Le 2 mai 2026, un groupe de passagers souffrant d'une maladie respiratoire grave à bord d'un navire de croisière a été signalé à l'OMS. Le navire transporte 147 passagers et membres d'équipage. Le 4 mai 2026, sept cas avaient déjà été identifiés : deux infections à hantavirus confirmées en laboratoire et cinq cas suspects, incluant les trois décès, un patient dans un état critique et trois personnes présentant des symptômes légers. Les premiers symptômes sont apparus entre le 6 et le 28 avril 2026 : fièvre, troubles gastro-intestinaux, suivis d'une progression rapide vers une pneumonie, un syndrome de détresse respiratoire aiguë et un état de choc. Des investigations complémentaires sont en cours. Une enquête internationale est en cours afin de coordonner la prise en charge des patients, l'évacuation médicale et les analyses de laboratoire.

L'hantavirus, dangereux pour la population ?

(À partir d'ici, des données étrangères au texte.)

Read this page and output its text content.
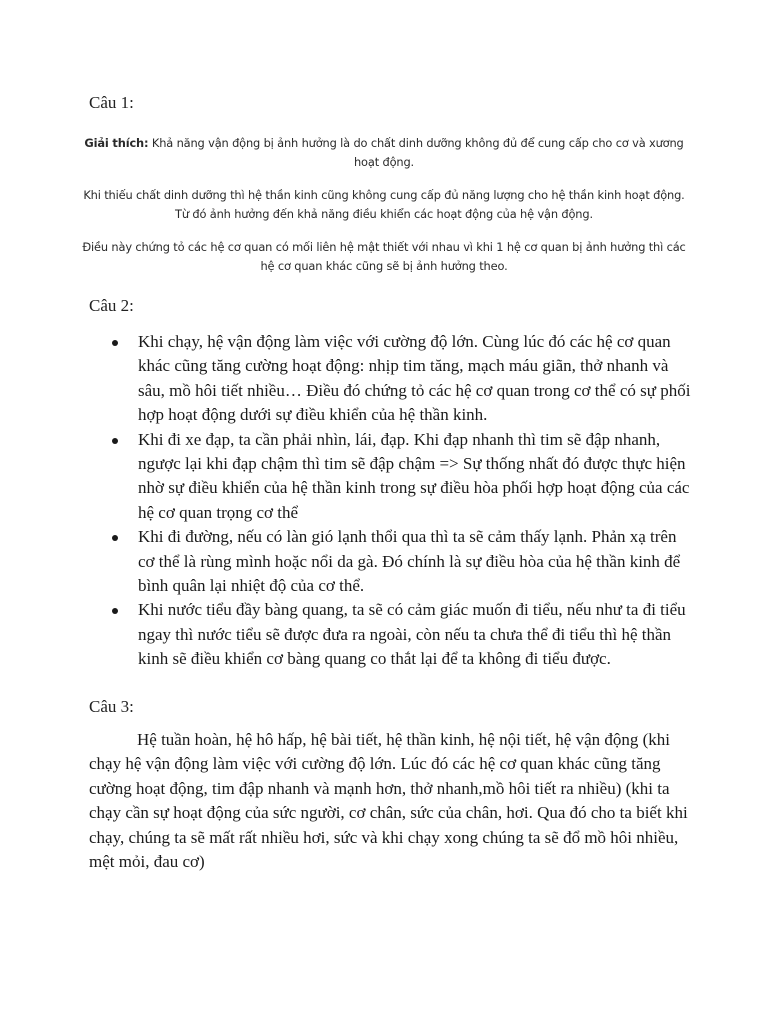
Câu 1:

Giải thích: Khả năng vận động bị ảnh hưởng là do chất dinh dưỡng không đủ để cung cấp cho cơ và xương hoạt động.

Khi thiếu chất dinh dưỡng thì hệ thần kinh cũng không cung cấp đủ năng lượng cho hệ thần kinh hoạt động. Từ đó ảnh hưởng đến khả năng điều khiển các hoạt động của hệ vận động.

Điều này chứng tỏ các hệ cơ quan có mối liên hệ mật thiết với nhau vì khi 1 hệ cơ quan bị ảnh hưởng thì các hệ cơ quan khác cũng sẽ bị ảnh hưởng theo.

Câu 2:
Khi chạy, hệ vận động làm việc với cường độ lớn. Cùng lúc đó các hệ cơ quan khác cũng tăng cường hoạt động: nhịp tim tăng, mạch máu giãn, thở nhanh và sâu, mồ hôi tiết nhiều… Điều đó chứng tỏ các hệ cơ quan trong cơ thể có sự phối hợp hoạt động dưới sự điều khiển của hệ thần kinh.
Khi đi xe đạp, ta cần phải nhìn, lái, đạp. Khi đạp nhanh thì tim sẽ đập nhanh, ngược lại khi đạp chậm thì tim sẽ đập chậm => Sự thống nhất đó được thực hiện nhờ sự điều khiển của hệ thần kinh trong sự điều hòa phối hợp hoạt động của các hệ cơ quan trọng cơ thể
Khi đi đường, nếu có làn gió lạnh thổi qua thì ta sẽ cảm thấy lạnh. Phản xạ trên cơ thể là rùng mình hoặc nổi da gà. Đó chính là sự điều hòa của hệ thần kinh để bình quân lại nhiệt độ của cơ thể.
Khi nước tiểu đầy bàng quang, ta sẽ có cảm giác muốn đi tiểu, nếu như ta đi tiểu ngay thì nước tiểu sẽ được đưa ra ngoài, còn nếu ta chưa thể đi tiểu thì hệ thần kinh sẽ điều khiển cơ bàng quang co thắt lại để ta không đi tiểu được.
Câu 3:

Hệ tuần hoàn, hệ hô hấp, hệ bài tiết, hệ thần kinh, hệ nội tiết, hệ vận động (khi chạy hệ vận động làm việc với cường độ lớn. Lúc đó các hệ cơ quan khác cũng tăng cường hoạt động, tim đập nhanh và mạnh hơn, thở nhanh,mồ hôi tiết ra nhiều) (khi ta chạy cần sự hoạt động của sức người, cơ chân, sức của chân, hơi. Qua đó cho ta biết khi chạy, chúng ta sẽ mất rất nhiều hơi, sức và khi chạy xong chúng ta sẽ đổ mồ hôi nhiều, mệt mỏi, đau cơ)
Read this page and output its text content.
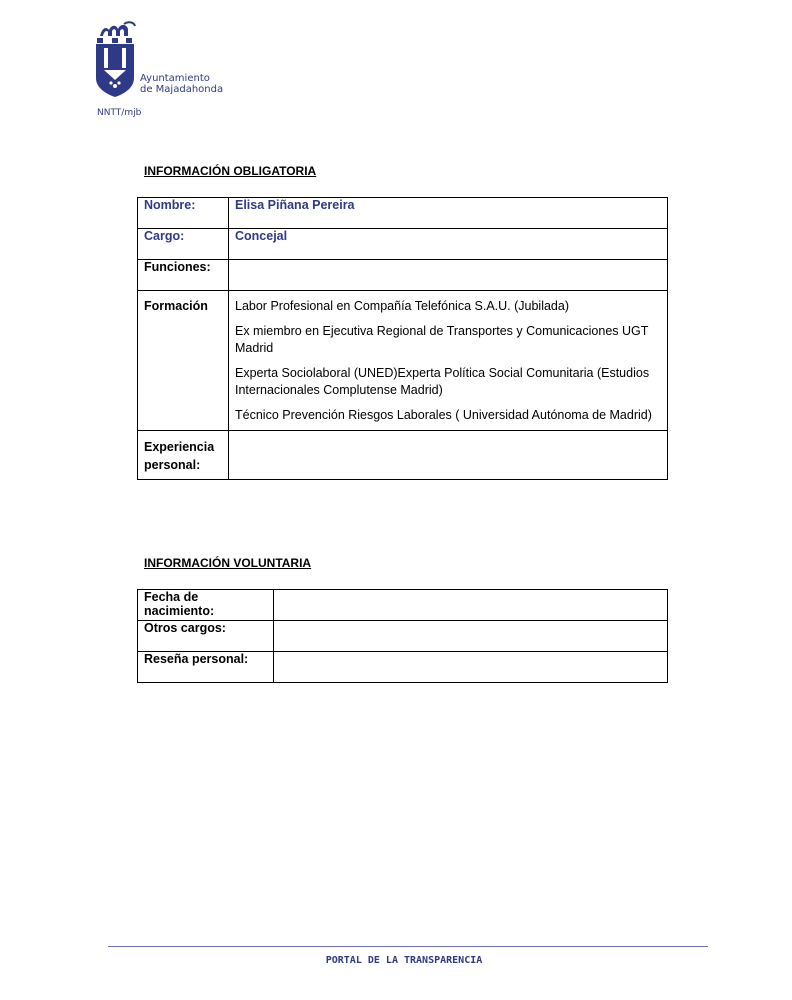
Ayuntamiento
de Majadahonda
NNTT/mjb
INFORMACIÓN OBLIGATORIA
Nombre:	Elisa Piñana Pereira
Cargo:	Concejal
Funciones:	
Formación	Labor Profesional en Compañía Telefónica S.A.U. (Jubilada)

Ex miembro en Ejecutiva Regional de Transportes y Comunicaciones UGT Madrid

Experta Sociolaboral (UNED)Experta Política Social Comunitaria (Estudios Internacionales Complutense Madrid)

Técnico Prevención Riesgos Laborales ( Universidad Autónoma de Madrid)

Experiencia personal:	
INFORMACIÓN VOLUNTARIA
Fecha de nacimiento:	
Otros cargos:	
Reseña personal:	
PORTAL DE LA TRANSPARENCIA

L'infection humaine à hantavirus survient principalement par contact avec l'urine, les excréments ou la salive de rongeurs infectés. Il s'agit d'une maladie rare mais grave, pouvant être mortelle. Bien qu'inhabituelle, une transmission interhumaine limitée a été signalée lors de précédentes épidémies du virus Andes, une souche spécifique d'hantavirus. L'OMS évalue actuellement le risque pour la population mondiale comme faible et continue de suivre de près la situation épidémiologique.

Les membres d'équipage et les passagers malades toujours à bord 

Le navire de croisière néerlandais est parti il y a trois semaines avec quelque 150 passagers pour un voyage vers, entre autres, le pôle Sud et les îles Malouines. Il se trouve actuellement au large de Praia, la capitale du Cap-Vert. Les autorités locales interdisent, pour l'instant, le débarquement des deux membres d'équipage malades, bien que les agents de santé soient montés à bord pour les examiner.